Benim verdiğim verilmiş olur diyordu.
Son damla da düşmüş, bardak artık taşmıştı. Kanuninin daha fazla sabretmeye hakkı yoktu: Devletini yekpare tutma sorumluluğu ağır basıyordu.
1415 Mart gecesi, iftar için saraya davet edildi ve teravihten sonra konağına gitmeye hazırlanırken, Padişah buyruğu olarak sarayda kalması bildirildi. Hiçbir şeyden kuşkulanmamıştı. Herhalde Padişahın danışacakları vardı.
Kendisi için hazırlanan odaya çekildiği sırada, hızla açılan kapıdan dört dilsiz cellât girdi. Daha ne olduğunu anlayamadan üzerine çullandılar ve ustaca attıkları kementlerle Paşayı boğdular
Böylece, kendi hayatıyla birlikte, aralıksız 13 yıl süren başarılı sadrazamlık hayatı da sona ermiş oldu: Makbul İbrahim Paşa bir anda, Maktul İbrahim Paşaya dönüştü.

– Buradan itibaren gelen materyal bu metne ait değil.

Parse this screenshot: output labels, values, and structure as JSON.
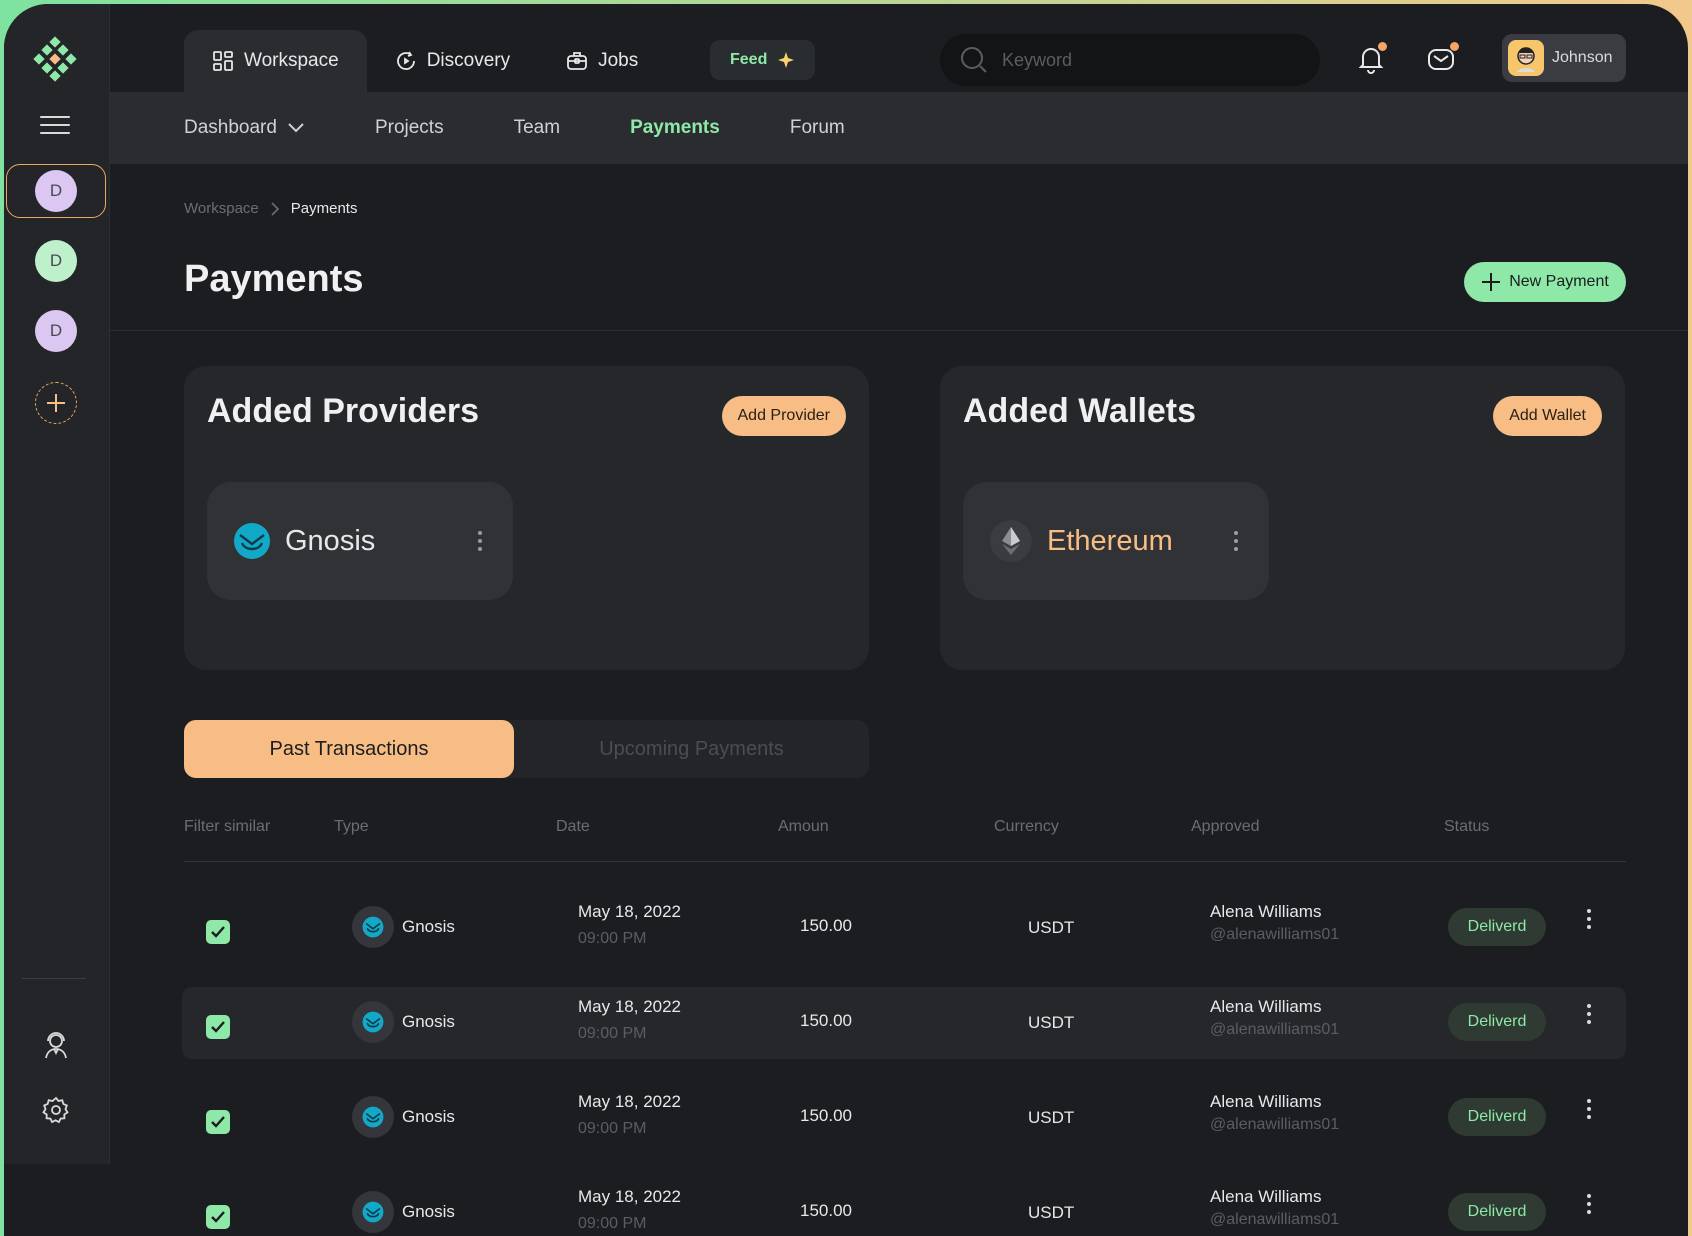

İlginç olan, geleneksel idam şeklinin dışına çıkılıp başının kesilmemesi ve Hanedan mensuplarına uygulanan bir yöntemle boğdurulması
Bu Kanuninin İbrahim Paşaya saygı ve sevgisini gösteriyor. Ama arkadaşlık başka devlet sorumluluğu başkadır. Padişahlar lüzumu halinde öz evlâtlarını bile devlet uğruna kurban etmekten geri durmamışlar, ama bunu nefretlerinden değil sorumluluklarından yapmışlardır. Aksi takdirde devlet param parça olurdu.

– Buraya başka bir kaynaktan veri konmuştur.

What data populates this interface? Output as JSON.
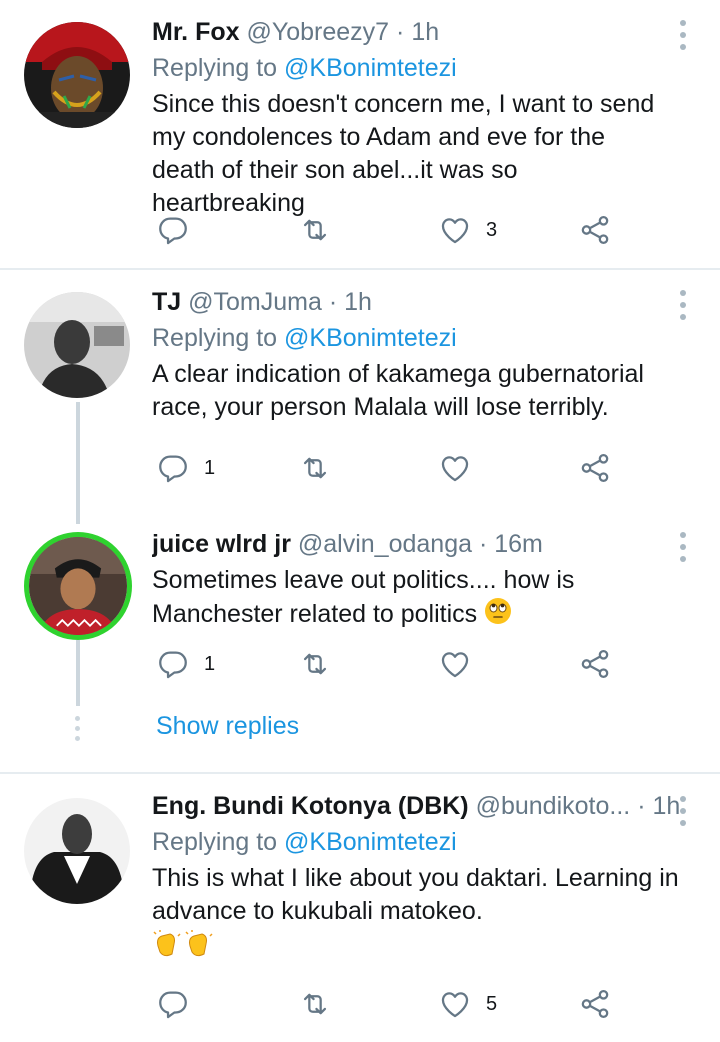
{
  "tweets": [
    {
      "name": "Mr. Fox",
      "handle": "@Yobreezy7",
      "sep": "·",
      "time": "1h",
      "replying_prefix": "Replying to ",
      "replying_to": "@KBonimtetezi",
      "text": "Since this doesn't concern me, I want to send my condolences to Adam and eve for the death of their son abel...it was so heartbreaking",
      "replies": "",
      "likes": "3"
    },
    {
      "name": "TJ",
      "handle": "@TomJuma",
      "sep": "·",
      "time": "1h",
      "replying_prefix": "Replying to ",
      "replying_to": "@KBonimtetezi",
      "text": "A clear indication of kakamega gubernatorial race, your person Malala will lose terribly.",
      "replies": "1",
      "likes": ""
    },
    {
      "name": "juice wlrd jr",
      "handle": "@alvin_odanga",
      "sep": "·",
      "time": "16m",
      "text": "Sometimes leave out politics.... how is Manchester related to politics",
      "emoji": "face-with-rolling-eyes",
      "replies": "1",
      "likes": ""
    },
    {
      "name": "Eng. Bundi Kotonya (DBK)",
      "handle": "@bundikoto...",
      "sep": "·",
      "time": "1h",
      "replying_prefix": "Replying to ",
      "replying_to": "@KBonimtetezi",
      "text": "This is what I like about you daktari.  Learning in advance to kukubali matokeo.",
      "emoji": "clapping-hands",
      "replies": "",
      "likes": "5"
    }
  ],
  "show_replies_label": "Show replies",
  "colors": {
    "link": "#1b95e0",
    "secondary": "#657786",
    "divider": "#e6ecf0",
    "online_ring": "#2fd22f"
  },
  "icons": [
    "reply-icon",
    "retweet-icon",
    "like-icon",
    "share-icon",
    "more-icon"
  ]
}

Pargalı İbrahim Paşa ölür ölmez saraydan çıkartıldı ve alelacele defnedildi... Nefret edenleri olduğu kadar sevenleri de vardı kuşkusuz, bir kargaşa çıkması istenmiyordu.
Nerede defnedildiğine dair net bilgimiz yok... Kimine göre Fındıklıdaki Canfeda Tekkesi haziresinde (meşhur tarihçimiz Solakzade, Canfeda Tekkesinin haziresinde başucunda erguvan ağacı dikilmiş makberi vardır diyor), kimine göre Okmeydanı Tekkesine yakın olan Nasuh Paşanın kabri yanına defnedildi...
Kanuni Sultan Süleyman, ne hikmetse, eski arkadaşına bırakınız türbe yaptırmayı, bir mezar taşı bile diktirmedi: Çok öfkelenmiş olmalı.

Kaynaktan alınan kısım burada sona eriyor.